Axel esquisse un sourire méprisant.
— Connais pas, j’ai dit.
— Bien sûr que si, tu la connais. C’est une de tes fidèles clientes ! Elle a même pris un abonnement chez toi.
Luc file soudain un violent coup de pied dans la porte et Axel se la prend en pleine tête. Il tombe à la renverse, à moitié assommé, et Luc entre dans l’appartement, refermant derrière lui.
En attendant que le dealer reprenne ses esprits, il fait quelques pas dans le salon.
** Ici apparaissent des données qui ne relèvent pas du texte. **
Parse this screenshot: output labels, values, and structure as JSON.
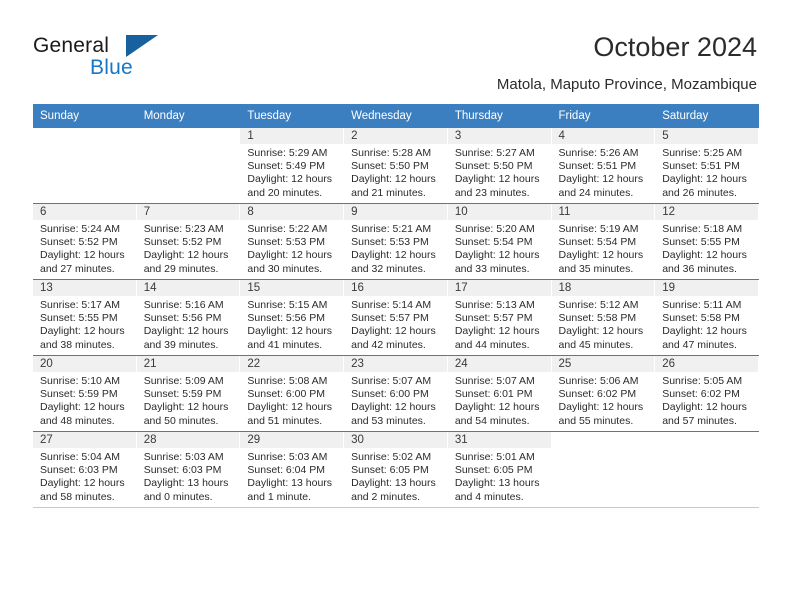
{
  "brand": {
    "name_part1": "General",
    "name_part2": "Blue",
    "logo_icon": "triangle-icon"
  },
  "header": {
    "title": "October 2024",
    "subtitle": "Matola, Maputo Province, Mozambique"
  },
  "colors": {
    "header_blue": "#3c7fc1",
    "brand_blue": "#1777c4",
    "daynum_bg": "#f0f0f0",
    "text": "#2b2b2b"
  },
  "calendar": {
    "weekday_headers": [
      "Sunday",
      "Monday",
      "Tuesday",
      "Wednesday",
      "Thursday",
      "Friday",
      "Saturday"
    ],
    "weeks": [
      [
        {
          "day": "",
          "lines": []
        },
        {
          "day": "",
          "lines": []
        },
        {
          "day": "1",
          "lines": [
            "Sunrise: 5:29 AM",
            "Sunset: 5:49 PM",
            "Daylight: 12 hours",
            "and 20 minutes."
          ]
        },
        {
          "day": "2",
          "lines": [
            "Sunrise: 5:28 AM",
            "Sunset: 5:50 PM",
            "Daylight: 12 hours",
            "and 21 minutes."
          ]
        },
        {
          "day": "3",
          "lines": [
            "Sunrise: 5:27 AM",
            "Sunset: 5:50 PM",
            "Daylight: 12 hours",
            "and 23 minutes."
          ]
        },
        {
          "day": "4",
          "lines": [
            "Sunrise: 5:26 AM",
            "Sunset: 5:51 PM",
            "Daylight: 12 hours",
            "and 24 minutes."
          ]
        },
        {
          "day": "5",
          "lines": [
            "Sunrise: 5:25 AM",
            "Sunset: 5:51 PM",
            "Daylight: 12 hours",
            "and 26 minutes."
          ]
        }
      ],
      [
        {
          "day": "6",
          "lines": [
            "Sunrise: 5:24 AM",
            "Sunset: 5:52 PM",
            "Daylight: 12 hours",
            "and 27 minutes."
          ]
        },
        {
          "day": "7",
          "lines": [
            "Sunrise: 5:23 AM",
            "Sunset: 5:52 PM",
            "Daylight: 12 hours",
            "and 29 minutes."
          ]
        },
        {
          "day": "8",
          "lines": [
            "Sunrise: 5:22 AM",
            "Sunset: 5:53 PM",
            "Daylight: 12 hours",
            "and 30 minutes."
          ]
        },
        {
          "day": "9",
          "lines": [
            "Sunrise: 5:21 AM",
            "Sunset: 5:53 PM",
            "Daylight: 12 hours",
            "and 32 minutes."
          ]
        },
        {
          "day": "10",
          "lines": [
            "Sunrise: 5:20 AM",
            "Sunset: 5:54 PM",
            "Daylight: 12 hours",
            "and 33 minutes."
          ]
        },
        {
          "day": "11",
          "lines": [
            "Sunrise: 5:19 AM",
            "Sunset: 5:54 PM",
            "Daylight: 12 hours",
            "and 35 minutes."
          ]
        },
        {
          "day": "12",
          "lines": [
            "Sunrise: 5:18 AM",
            "Sunset: 5:55 PM",
            "Daylight: 12 hours",
            "and 36 minutes."
          ]
        }
      ],
      [
        {
          "day": "13",
          "lines": [
            "Sunrise: 5:17 AM",
            "Sunset: 5:55 PM",
            "Daylight: 12 hours",
            "and 38 minutes."
          ]
        },
        {
          "day": "14",
          "lines": [
            "Sunrise: 5:16 AM",
            "Sunset: 5:56 PM",
            "Daylight: 12 hours",
            "and 39 minutes."
          ]
        },
        {
          "day": "15",
          "lines": [
            "Sunrise: 5:15 AM",
            "Sunset: 5:56 PM",
            "Daylight: 12 hours",
            "and 41 minutes."
          ]
        },
        {
          "day": "16",
          "lines": [
            "Sunrise: 5:14 AM",
            "Sunset: 5:57 PM",
            "Daylight: 12 hours",
            "and 42 minutes."
          ]
        },
        {
          "day": "17",
          "lines": [
            "Sunrise: 5:13 AM",
            "Sunset: 5:57 PM",
            "Daylight: 12 hours",
            "and 44 minutes."
          ]
        },
        {
          "day": "18",
          "lines": [
            "Sunrise: 5:12 AM",
            "Sunset: 5:58 PM",
            "Daylight: 12 hours",
            "and 45 minutes."
          ]
        },
        {
          "day": "19",
          "lines": [
            "Sunrise: 5:11 AM",
            "Sunset: 5:58 PM",
            "Daylight: 12 hours",
            "and 47 minutes."
          ]
        }
      ],
      [
        {
          "day": "20",
          "lines": [
            "Sunrise: 5:10 AM",
            "Sunset: 5:59 PM",
            "Daylight: 12 hours",
            "and 48 minutes."
          ]
        },
        {
          "day": "21",
          "lines": [
            "Sunrise: 5:09 AM",
            "Sunset: 5:59 PM",
            "Daylight: 12 hours",
            "and 50 minutes."
          ]
        },
        {
          "day": "22",
          "lines": [
            "Sunrise: 5:08 AM",
            "Sunset: 6:00 PM",
            "Daylight: 12 hours",
            "and 51 minutes."
          ]
        },
        {
          "day": "23",
          "lines": [
            "Sunrise: 5:07 AM",
            "Sunset: 6:00 PM",
            "Daylight: 12 hours",
            "and 53 minutes."
          ]
        },
        {
          "day": "24",
          "lines": [
            "Sunrise: 5:07 AM",
            "Sunset: 6:01 PM",
            "Daylight: 12 hours",
            "and 54 minutes."
          ]
        },
        {
          "day": "25",
          "lines": [
            "Sunrise: 5:06 AM",
            "Sunset: 6:02 PM",
            "Daylight: 12 hours",
            "and 55 minutes."
          ]
        },
        {
          "day": "26",
          "lines": [
            "Sunrise: 5:05 AM",
            "Sunset: 6:02 PM",
            "Daylight: 12 hours",
            "and 57 minutes."
          ]
        }
      ],
      [
        {
          "day": "27",
          "lines": [
            "Sunrise: 5:04 AM",
            "Sunset: 6:03 PM",
            "Daylight: 12 hours",
            "and 58 minutes."
          ]
        },
        {
          "day": "28",
          "lines": [
            "Sunrise: 5:03 AM",
            "Sunset: 6:03 PM",
            "Daylight: 13 hours",
            "and 0 minutes."
          ]
        },
        {
          "day": "29",
          "lines": [
            "Sunrise: 5:03 AM",
            "Sunset: 6:04 PM",
            "Daylight: 13 hours",
            "and 1 minute."
          ]
        },
        {
          "day": "30",
          "lines": [
            "Sunrise: 5:02 AM",
            "Sunset: 6:05 PM",
            "Daylight: 13 hours",
            "and 2 minutes."
          ]
        },
        {
          "day": "31",
          "lines": [
            "Sunrise: 5:01 AM",
            "Sunset: 6:05 PM",
            "Daylight: 13 hours",
            "and 4 minutes."
          ]
        },
        {
          "day": "",
          "lines": []
        },
        {
          "day": "",
          "lines": []
        }
      ]
    ]
  }
}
— C’est beau chez toi ! Vachement classe, dis donc… On dirait que ton sale petit commerce rapporte gros.
Axel se remet debout. Son regard déborde de haine.
— Sors de chez moi, espèce d’enculé !
— Reste poli, Ducon, sinon je te passe par la fenêtre, prévient Luc.
Le dealer recule doucement et saisit quelque chose dans l’entrée.
Un nerf de bœuf.
Luc regarde l’arme avec un sourire désolé.
— Tu comptes faire quoi, avec cette antiquité ?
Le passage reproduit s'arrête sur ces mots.